Auch eine Meldung durch einen Vertreter ist vorliegend nicht erfolgt, und zwar weder persönlich noch schriftlich, so dass es dahinstehen kann, ob sich die Klägerin iSv § 125 Abs. 1 Satz 3 SGB III aF vor dem 15. Februar 2010 aus gesundheitlichen Gründen nicht persönlich arbeitslos melden konnte. Dass in diesem Fall auch eine schriftliche Meldung durch die Arbeitslose selbst ausreichen würde, lässt sich dem Gesetz überdies nicht ansatzweise entnehmen. Das Gesetz geht vielmehr davon aus, dass sich die Arbeitslose entweder selbst persönlich bei der Agentur für Arbeit arbeitslos meldet oder – wenn sie hierzu objektiv aus gesundheitlichen Gründen nicht in der Lage ist – ein Vertreter dies tut (vgl Brand in: Niesel/Brand, SGB III, 5. Auflage, § 125 Rn 14; LSG Hamburg, Urteil vom 4. Mai 2012 – L 2 AL 33/10 - juris). Weder dem eingereichten ärztlichen Attest vom 18. März 2010 (!), in dem der Klägerin unter Hinweis auf „Weinanfälle“ und „psychosomatische Beschwerden“ attestiert wurde, vom 4. Februar 2010 bis 12. Februar 2010 nicht in der Lage gewesen zu sein, sich persönlich bei der Beklagten vorzustellen, noch der Tatsache, dass der Klägerin ausgehend von einem Leistungsfall am 3. Februar 2010 EM-Rente gewährt wurde, lassen sich indes hinreichende Anhaltspunkte dafür entnehmen, dass die Klägerin vor dem 15. Februar 2010 objektiv tatsächlich außerstande gewesen wäre, sich persönlich arbeitslos zu melden oder, selbst wenn dies der Fall gewesen sein sollte, einen Vertreter hiermit zu beauftragen.

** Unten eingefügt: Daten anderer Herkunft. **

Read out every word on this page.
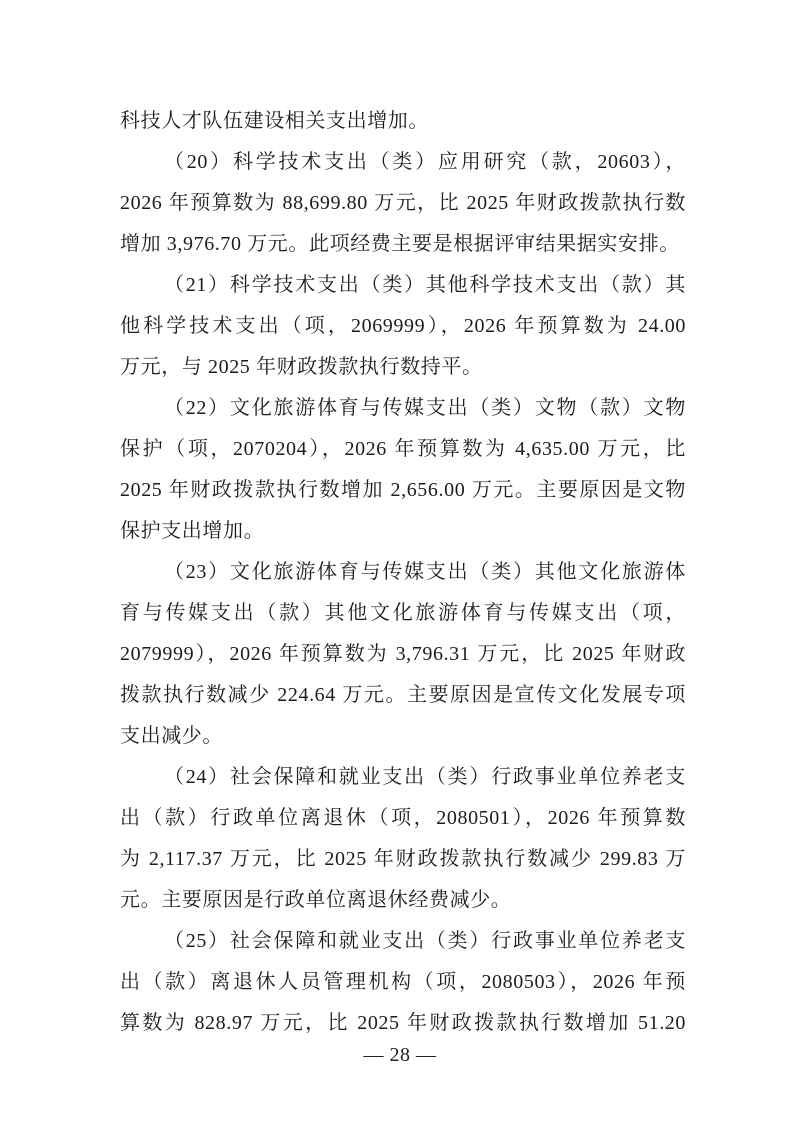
科技人才队伍建设相关支出增加。
（20）科学技术支出（类）应用研究（款，20603），
2026 年预算数为 88,699.80 万元，比 2025 年财政拨款执行数
增加 3,976.70 万元。此项经费主要是根据评审结果据实安排。
（21）科学技术支出（类）其他科学技术支出（款）其
他科学技术支出（项，2069999），2026 年预算数为 24.00
万元，与 2025 年财政拨款执行数持平。
（22）文化旅游体育与传媒支出（类）文物（款）文物
保护（项，2070204），2026 年预算数为 4,635.00 万元，比
2025 年财政拨款执行数增加 2,656.00 万元。主要原因是文物
保护支出增加。
（23）文化旅游体育与传媒支出（类）其他文化旅游体
育与传媒支出（款）其他文化旅游体育与传媒支出（项，
2079999），2026 年预算数为 3,796.31 万元，比 2025 年财政
拨款执行数减少 224.64 万元。主要原因是宣传文化发展专项
支出减少。
（24）社会保障和就业支出（类）行政事业单位养老支
出（款）行政单位离退休（项，2080501），2026 年预算数
为 2,117.37 万元，比 2025 年财政拨款执行数减少 299.83 万
元。主要原因是行政单位离退休经费减少。
（25）社会保障和就业支出（类）行政事业单位养老支
出（款）离退休人员管理机构（项，2080503），2026 年预
算数为 828.97 万元，比 2025 年财政拨款执行数增加 51.20
— 28 —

Ihre Rechtsauffassung, dass in Fällen einer – hier nicht ersichtlichen - schweren Gesundheitsbeeinträchtigung, in denen die Arbeitslose objektiv an der persönlichen Arbeitslosmeldung der Bestellung eines Vertreters gehindert sei, von dem Erfordernis der persönlichen Arbeitslosmeldung abzusehen und letztlich allein auf die schriftliche Antragstellung bzw den tatsächlichen Eintritt von Arbeitslosigkeit abzustellen sei, findet im Gesetz keinerlei Stütze. Weiterer Ausführungen hierzu bedarf es indes nicht, weil – wie dargelegt – die objektiven Voraussetzungen für einen derartigen Hinderungsfall hier im erforderlichen Vollbeweis ohnehin nicht dargetan sind.
Die Kostenentscheidung beruht auf § 193 SGG.
Gründe für eine Zulassung der Revision gemäß § 160 Abs. 2 Nrn. 1 oder 2 SGG liegen nicht vor.